O ex-presidente também foi acusado de consultar locais de votação em Lula para
repassar à Polícia Rodoviária Federal (PRF) O ex-analista de inteligência da
Coordenação-Geral de Inteligência do Ministério da Justiça Clebson Ferreira de
Paula Vieira afirmou que recebeu encomendas de estudos sobre a distribuição de
agentes da PRF às vésperas do segundo turno das eleições presidenciais de 2022.
As ordens, segundo ele, partiram da então secretária de Segurança Pública da
pasta, Marília Ferreira de Alencar, a única mulher que é ré nessa ação penal.
"Recebi duas demandas, que passaram direto dela para mim. A primeira foi a
análise de dados de concentração de votos acima de 75%, tanto para Lula quanto
para Bolsonaro.
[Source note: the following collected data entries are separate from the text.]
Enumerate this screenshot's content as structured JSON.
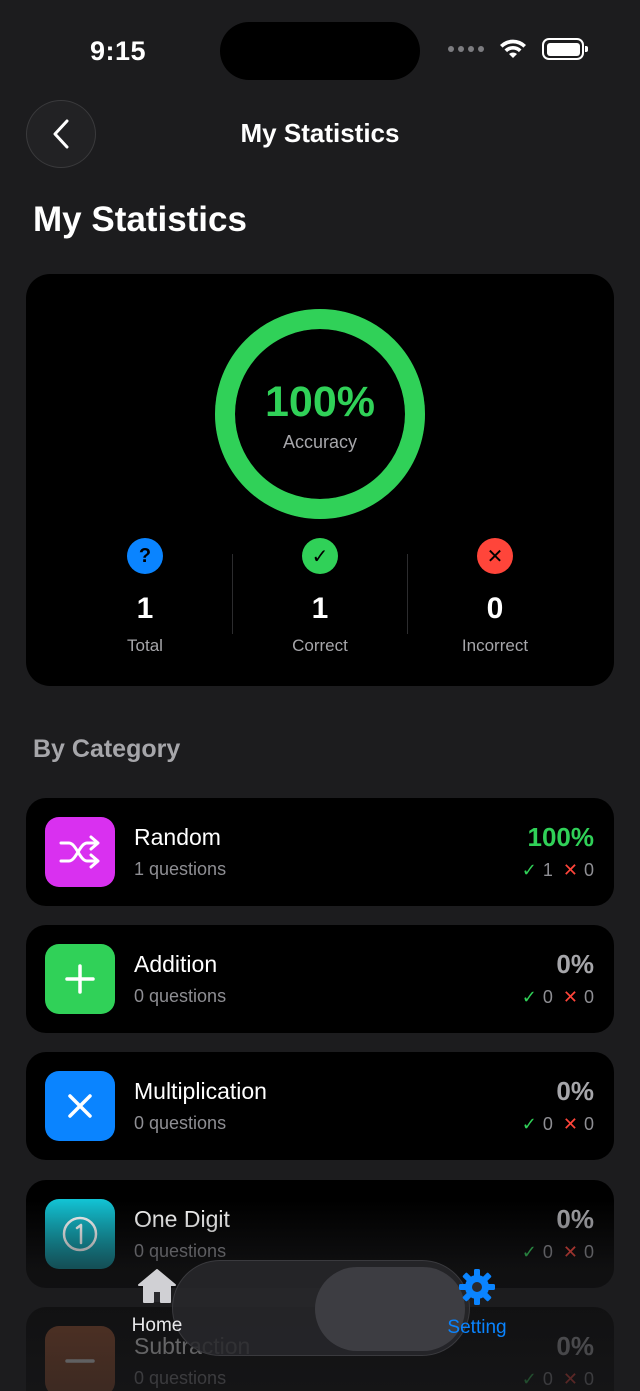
{
  "status_bar": {
    "time": "9:15"
  },
  "nav": {
    "title": "My Statistics"
  },
  "page": {
    "title": "My Statistics"
  },
  "summary": {
    "accuracy_value": "100%",
    "accuracy_fraction": 1.0,
    "accuracy_label": "Accuracy",
    "stats": [
      {
        "icon": "question-icon",
        "glyph": "?",
        "value": "1",
        "label": "Total",
        "color": "#0a84ff"
      },
      {
        "icon": "check-circle-icon",
        "glyph": "✓",
        "value": "1",
        "label": "Correct",
        "color": "#30d158"
      },
      {
        "icon": "x-circle-icon",
        "glyph": "✕",
        "value": "0",
        "label": "Incorrect",
        "color": "#ff453a"
      }
    ]
  },
  "section": {
    "title": "By Category"
  },
  "categories": [
    {
      "name": "Random",
      "sub": "1 questions",
      "pct": "100%",
      "correct": "1",
      "incorrect": "0",
      "icon": "shuffle-icon",
      "color": "#d930f0"
    },
    {
      "name": "Addition",
      "sub": "0 questions",
      "pct": "0%",
      "correct": "0",
      "incorrect": "0",
      "icon": "plus-icon",
      "color": "#30d158"
    },
    {
      "name": "Multiplication",
      "sub": "0 questions",
      "pct": "0%",
      "correct": "0",
      "incorrect": "0",
      "icon": "multiply-icon",
      "color": "#0a84ff"
    },
    {
      "name": "One Digit",
      "sub": "0 questions",
      "pct": "0%",
      "correct": "0",
      "incorrect": "0",
      "icon": "one-circle-icon",
      "color": "#12c3d4"
    },
    {
      "name": "Subtraction",
      "sub": "0 questions",
      "pct": "0%",
      "correct": "0",
      "incorrect": "0",
      "icon": "minus-icon",
      "color": "#a0522d"
    }
  ],
  "tabs": [
    {
      "label": "Home",
      "icon": "house-icon",
      "active": false
    },
    {
      "label": "Setting",
      "icon": "gear-icon",
      "active": true
    }
  ],
  "colors": {
    "accent_green": "#30d158",
    "accent_blue": "#0a84ff",
    "accent_red": "#ff453a",
    "background": "#1c1c1e",
    "card": "#000000"
  }
}
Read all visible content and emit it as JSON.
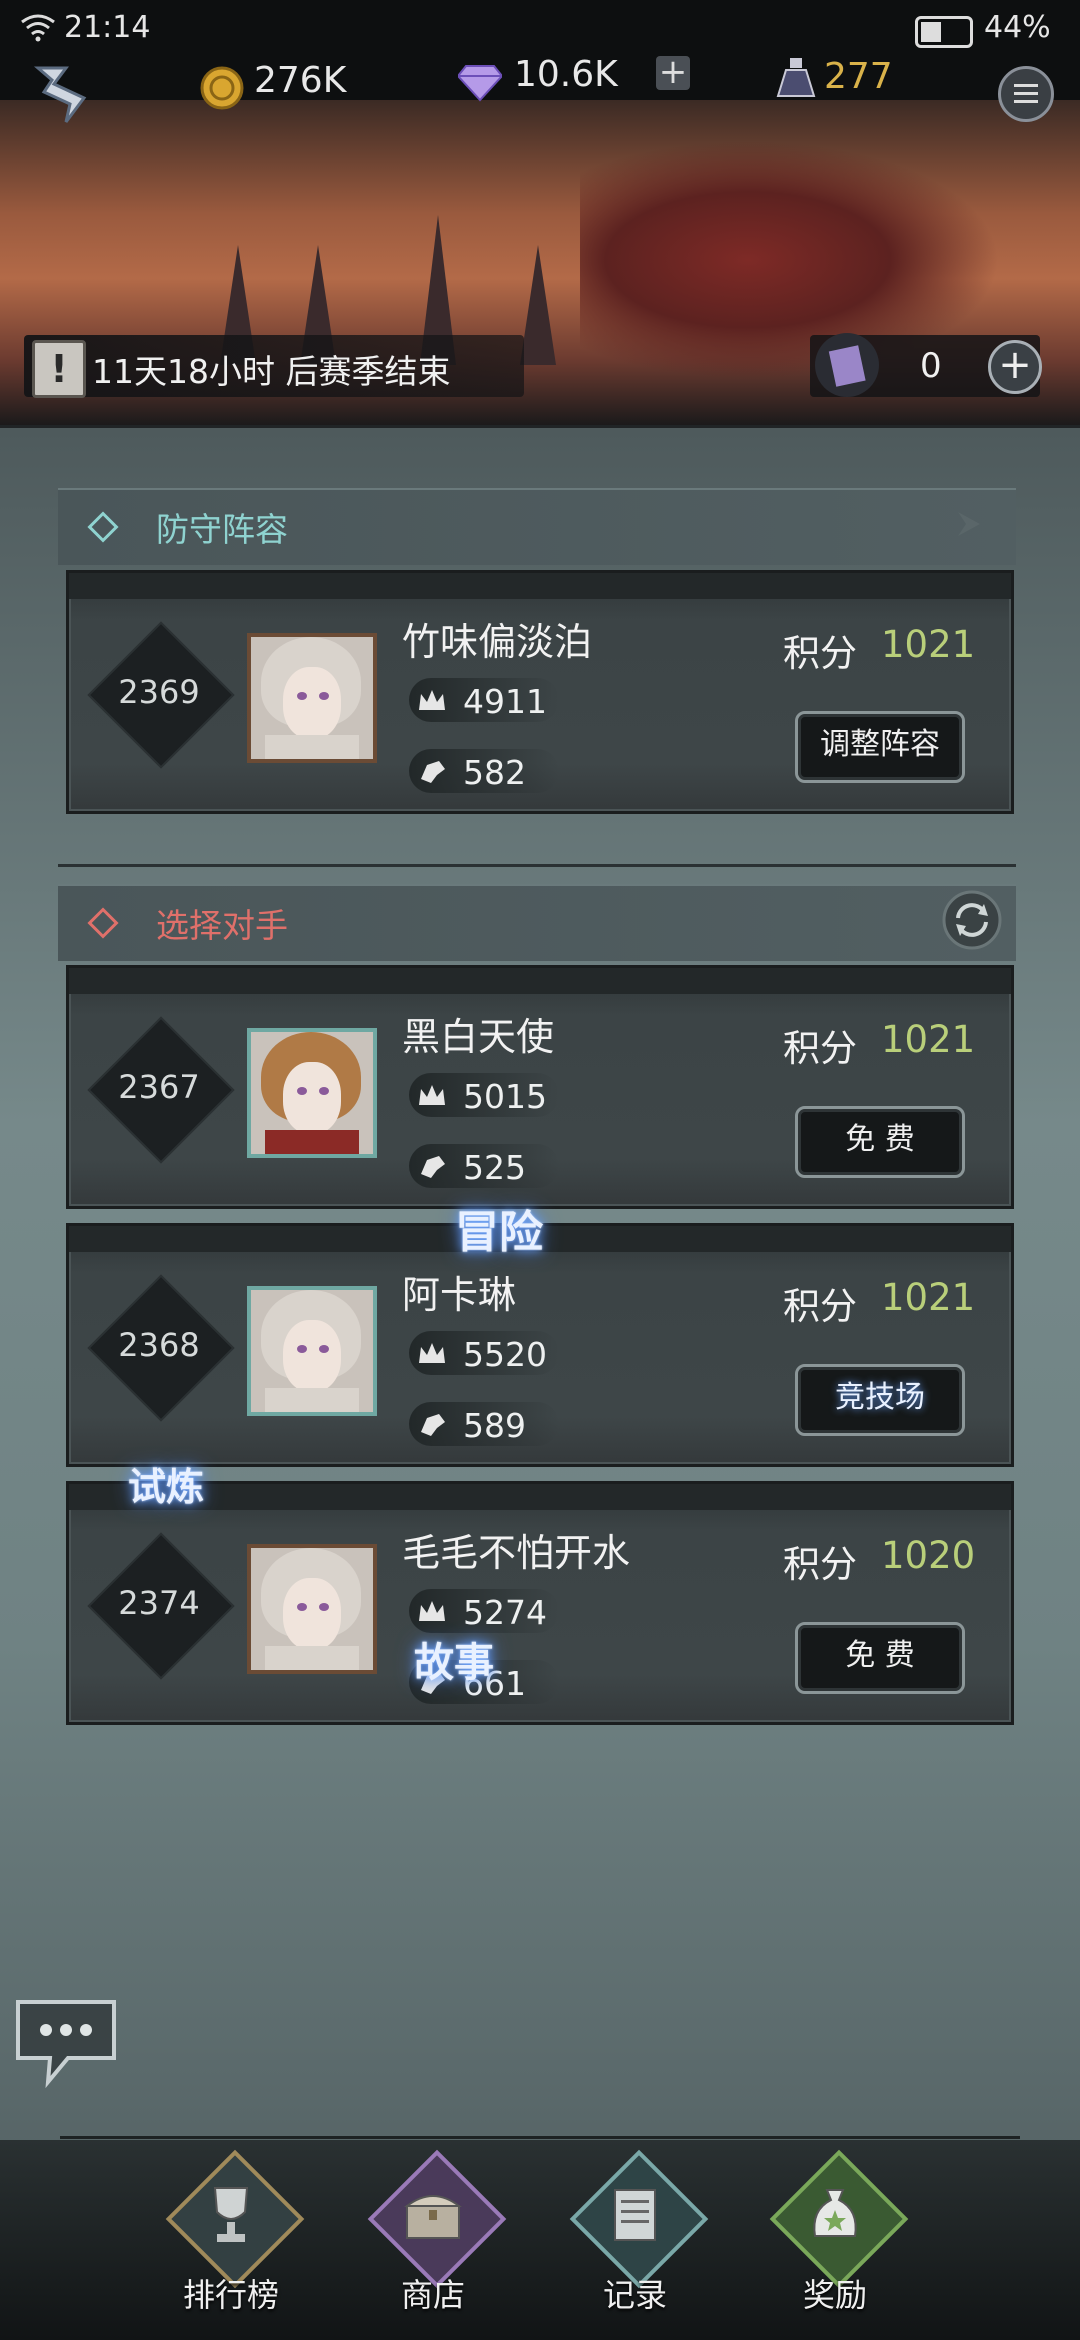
{
  "status_bar": {
    "time": "21:14",
    "battery_pct": "44%"
  },
  "header": {
    "coins": "276K",
    "gems": "10.6K",
    "potion": "277"
  },
  "banner": {
    "season_notice": "11天18小时 后赛季结束",
    "token_count": "0"
  },
  "defense": {
    "title": "防守阵容",
    "card": {
      "rank": "2369",
      "name": "竹味偏淡泊",
      "crown": "4911",
      "power": "582",
      "score_label": "积分",
      "score": "1021",
      "button": "调整阵容"
    }
  },
  "opponents": {
    "title": "选择对手",
    "cards": [
      {
        "rank": "2367",
        "name": "黑白天使",
        "crown": "5015",
        "power": "525",
        "score_label": "积分",
        "score": "1021",
        "button": "免 费"
      },
      {
        "rank": "2368",
        "name": "阿卡琳",
        "crown": "5520",
        "power": "589",
        "score_label": "积分",
        "score": "1021",
        "button": "竞技场"
      },
      {
        "rank": "2374",
        "name": "毛毛不怕开水",
        "crown": "5274",
        "power": "661",
        "score_label": "积分",
        "score": "1020",
        "button": "免 费"
      }
    ]
  },
  "floating_labels": {
    "adventure": "冒险",
    "trial": "试炼",
    "story": "故事"
  },
  "bottom_nav": [
    {
      "label": "排行榜",
      "icon": "trophy-icon"
    },
    {
      "label": "商店",
      "icon": "chest-icon"
    },
    {
      "label": "记录",
      "icon": "scroll-icon"
    },
    {
      "label": "奖励",
      "icon": "reward-bag-icon"
    }
  ],
  "colors": {
    "score_green": "#b9cf7a",
    "defense_title": "#8fd3d0",
    "opponent_title": "#e0706a",
    "potion_gold": "#d9b24a"
  }
}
Solicitou para mim que eu fizesse algumas impressões e algumas
planilhas. A segunda foi a distribuição da Polícia Rodoviária Federal, um
painel para possível tomada de decisão", disse no depoimento.
Estratégia comum da defesa de todos os réus do primeiro núcleo acusado da
tentativa de golpe foi ouvir pessoas próximas que negam terem sido procuradas
sobre algum plano golpista.
Bolsonaro convocou o senador Ciro Nogueira (PP-PI), o governador Tarcísio de
Freitas e Mourão como testemunhas - todos os três relataram não terem sido
procurados para reverter a vitória de Lula e relatam que Bolsonaro estava
"triste" e "isolado" após ser derrotado por Lula.
Tarcísio disse não ter conhecimento de atos no Planalto que levaram ao 8 de
Janeiro, Nogueira afirmou que a transição foi feita para conter caminhoneiros
que bloqueavam rodovias no Brasil e Mourão ainda culpou o governo Lula pelos
ataques golpistas que depredaram a sede dos Três Poderes.
"Encontrei um presidente triste, resignado", disse Tarcísio, em breve
depoimento. Esse assunto (tentativa de golpe) nunca veio à pauta."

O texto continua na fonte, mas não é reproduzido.